In that time-frame, just one team (the Carolina Hurricanes with 26) has won less shootout games than the Philadelphia Flyers.
Philly has won just 27 shootouts in 10 seasons, and despite changes in personnel, philosophy and players throughout those 10 years, nothing seems to change on the ice.
The first year the shootout was implemented, 2005-06, the Flyers won four of 10. Last season they won three of 11. The team has never won more than four shootouts in a season, and won just one of seven in 2006-07.
Following a 4-3 loss to the Anaheim Ducks Tuesday, their second shootout loss of the season, there were few answers.
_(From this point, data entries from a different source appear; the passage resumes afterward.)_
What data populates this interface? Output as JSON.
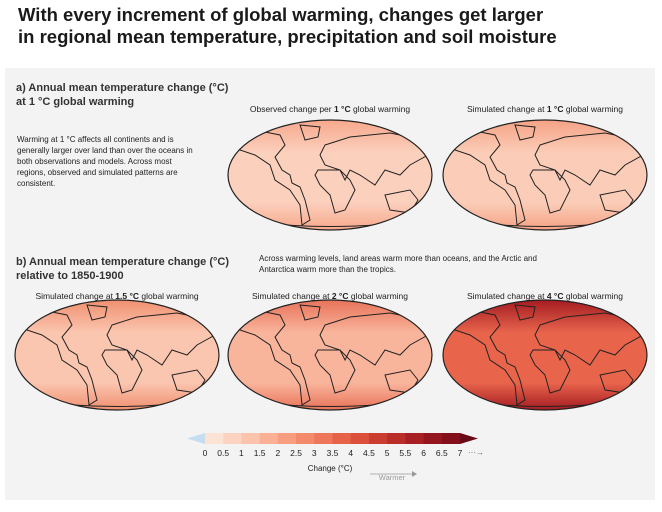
{
  "header": {
    "title_lines": [
      "With every increment of global warming, changes get larger",
      "in regional mean temperature, precipitation and soil moisture"
    ]
  },
  "panel_a": {
    "title_lines": [
      "a) Annual mean temperature change (°C)",
      "at 1 °C global warming"
    ],
    "note": "Warming at 1 °C affects all continents and is generally larger over land than over the oceans in both observations and models. Across most regions, observed and simulated patterns are consistent.",
    "maps": [
      {
        "caption": [
          "Observed change per ",
          "1 °C",
          " global warming"
        ]
      },
      {
        "caption": [
          "Simulated change at ",
          "1 °C",
          " global warming"
        ]
      }
    ]
  },
  "panel_b": {
    "title_lines": [
      "b) Annual mean temperature change (°C)",
      "relative to 1850-1900"
    ],
    "note": "Across warming levels, land areas warm more than oceans, and the Arctic and Antarctica warm more than the tropics.",
    "maps": [
      {
        "caption": [
          "Simulated change at ",
          "1.5 °C",
          " global warming"
        ]
      },
      {
        "caption": [
          "Simulated change at ",
          "2 °C",
          " global warming"
        ]
      },
      {
        "caption": [
          "Simulated change at ",
          "4 °C",
          " global warming"
        ]
      }
    ]
  },
  "colorbar": {
    "ticks": [
      0,
      0.5,
      1,
      1.5,
      2,
      2.5,
      3,
      3.5,
      4,
      4.5,
      5,
      5.5,
      6,
      6.5,
      7
    ],
    "label": "Change (°C)",
    "arrow_label": "Warmer"
  }
}
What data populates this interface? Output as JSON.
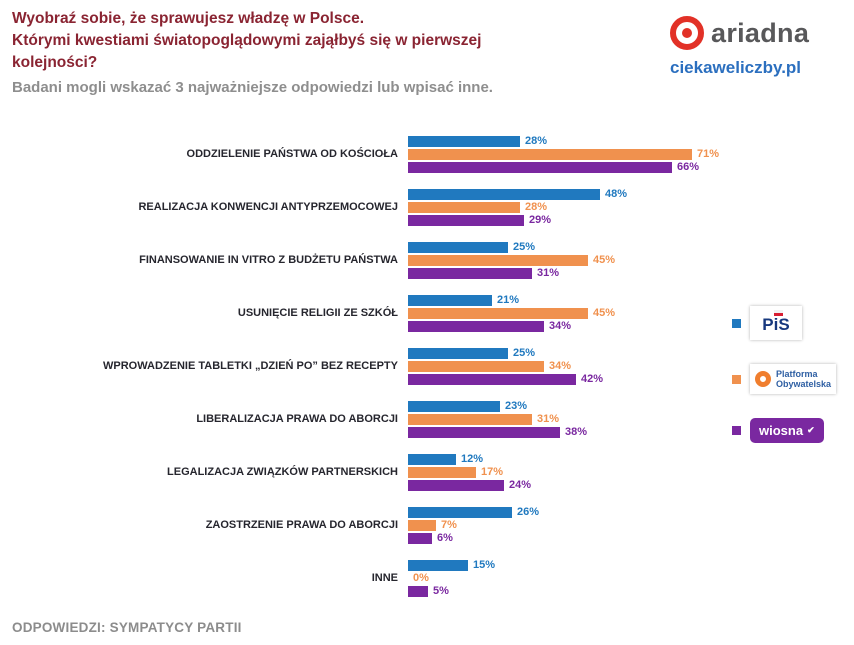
{
  "header": {
    "title_lines": [
      "Wyobraź sobie, że sprawujesz władzę w Polsce.",
      "Którymi kwestiami światopoglądowymi zająłbyś się w pierwszej",
      "kolejności?"
    ],
    "subtitle": "Badani mogli wskazać 3 najważniejsze odpowiedzi lub wpisać inne.",
    "brand": {
      "logo_text": "ariadna",
      "site": "ciekaweliczby.pl",
      "logo_color": "#E23127",
      "site_color": "#2B6FBF"
    }
  },
  "legend": {
    "position": "right",
    "items": [
      {
        "party": "PiS",
        "swatch_color": "#2079BF",
        "logo_text": "PiS"
      },
      {
        "party": "Platforma Obywatelska",
        "swatch_color": "#F0914E",
        "logo_text": "Platforma Obywatelska"
      },
      {
        "party": "Wiosna",
        "swatch_color": "#7A28A0",
        "logo_text": "wiosna"
      }
    ]
  },
  "icons": {
    "wiosna_check": "✔"
  },
  "footer": {
    "note": "ODPOWIEDZI: SYMPATYCY PARTII"
  },
  "chart_data": {
    "type": "bar",
    "orientation": "horizontal",
    "unit": "%",
    "xlim": [
      0,
      75
    ],
    "grid": false,
    "value_labels": true,
    "legend_position": "right",
    "categories": [
      "ODDZIELENIE PAŃSTWA OD KOŚCIOŁA",
      "REALIZACJA KONWENCJI ANTYPRZEMOCOWEJ",
      "FINANSOWANIE IN VITRO Z BUDŻETU PAŃSTWA",
      "USUNIĘCIE RELIGII ZE SZKÓŁ",
      "WPROWADZENIE TABLETKI „DZIEŃ PO” BEZ RECEPTY",
      "LIBERALIZACJA PRAWA DO ABORCJI",
      "LEGALIZACJA ZWIĄZKÓW PARTNERSKICH",
      "ZAOSTRZENIE PRAWA DO ABORCJI",
      "INNE"
    ],
    "series": [
      {
        "name": "PiS",
        "color": "#2079BF",
        "values": [
          28,
          48,
          25,
          21,
          25,
          23,
          12,
          26,
          15
        ]
      },
      {
        "name": "Platforma Obywatelska",
        "color": "#F0914E",
        "values": [
          71,
          28,
          45,
          45,
          34,
          31,
          17,
          7,
          0
        ]
      },
      {
        "name": "Wiosna",
        "color": "#7A28A0",
        "values": [
          66,
          29,
          31,
          34,
          42,
          38,
          24,
          6,
          5
        ]
      }
    ]
  }
}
“I don’t know,” Flyers head coach Craig Berube said when asked why his team can’t win a shootout. “Lots of teams aren’t good at them, some teams are good at them.”
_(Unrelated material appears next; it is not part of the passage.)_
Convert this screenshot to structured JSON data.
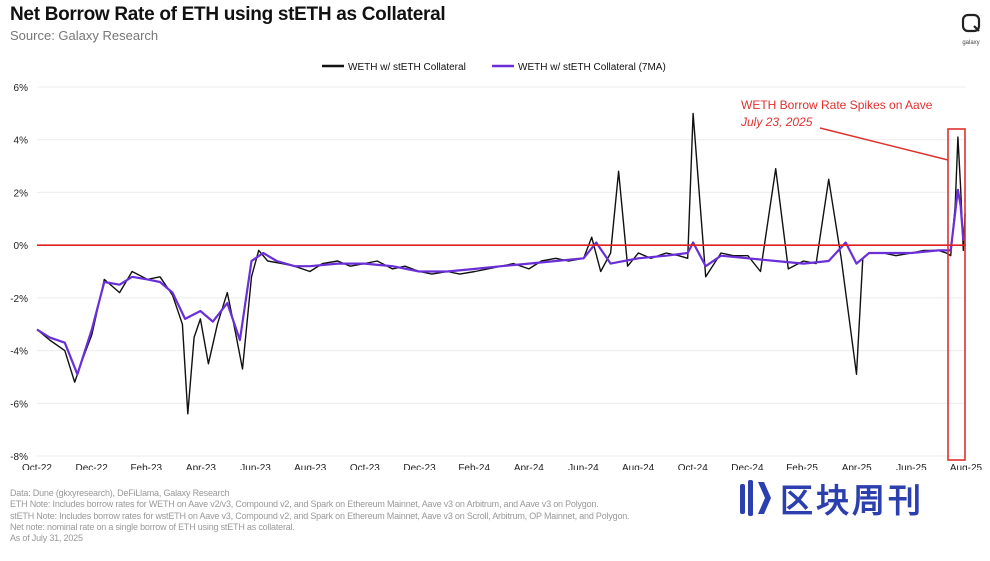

Claude Giroux, the Flyers’ captain, was the only man in Orange and Black to net a goal in the 2-1 shootout loss to the Ducks. And though his majestic back-hand flip kept the Flyers’ alive, the loss in the extra frame provided the 0-2-2 Flyers just one point.
“They’re big points,” Giroux said. “Maybe they don’t look like it right now, but the end of the season those two points are going to be crucial probably. We just have to make sure next time we get it done.”
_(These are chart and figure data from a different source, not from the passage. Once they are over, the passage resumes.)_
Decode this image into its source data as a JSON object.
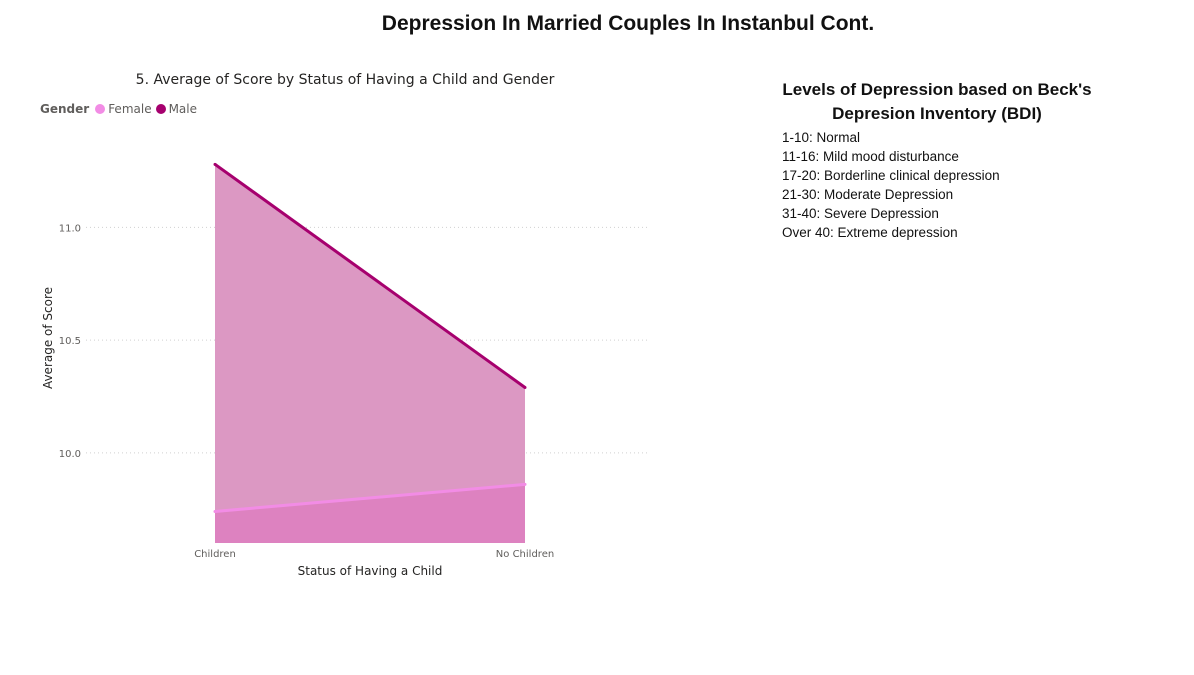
{
  "page": {
    "title": "Depression In Married Couples In Instanbul Cont."
  },
  "legend": {
    "title": "Gender"
  },
  "info": {
    "title_line1": "Levels of Depression based on Beck's",
    "title_line2": "Depresion Inventory (BDI)",
    "levels": [
      "1-10: Normal",
      "11-16: Mild mood disturbance",
      "17-20: Borderline clinical depression",
      "21-30: Moderate Depression",
      "31-40: Severe Depression",
      "Over 40: Extreme depression"
    ]
  },
  "chart_data": {
    "type": "area",
    "title": "5. Average of Score by Status of Having a Child and Gender",
    "xlabel": "Status of Having a Child",
    "ylabel": "Average of Score",
    "categories": [
      "Children",
      "No Children"
    ],
    "series": [
      {
        "name": "Female",
        "values": [
          9.74,
          9.86
        ],
        "color": "#f28ce5"
      },
      {
        "name": "Male",
        "values": [
          11.28,
          10.29
        ],
        "color": "#a6006e"
      }
    ],
    "ylim": [
      9.6,
      11.45
    ],
    "yticks": [
      10.0,
      10.5,
      11.0
    ],
    "ytick_labels": [
      "10.0",
      "10.5",
      "11.0"
    ],
    "stacked": false,
    "grid": true,
    "legend_position": "top-left"
  }
}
The Flyers have no trouble scoring goals during regular play. In fact, they excel on the power play as one of the top special teams’ clubs in the NHL.Last season the Flyers had seven men score 20 or more goals. There is no lack of skill on the roster. But for some reason it doesn’t translate to a shootout scenario. Why?
“That’s a good question. I have no idea,” Jakub Voracek, whose attempt at the five-hole beneath Ducks’ goalie Frederik Anderson was stopped in Tuesday’s shootout.
Wayne Simmonds, who leads the Flyers with five goals in four games, says the team practices the shootout nearly every day in practice. But Voracek says it’s not the same thing.
“In a game it’s completely different,” Voracek said. “You are under pressure. It’s a different situation. Different goalies. I don’t know. We are obviously losing a lot of points in those situations in shootouts. And we just have to hope that we are going to work, work, work on it and get it better.”
It is wholly ironic then, that although the Flyers are as futile as a team can get when it comes to the shootout, it was a shootout win over the New York Rangers on the last day of the 2010 regular season that set the course for a run to the Stanley Cup.
The talent is there. Now the Flyers have to get it together and buck the trend.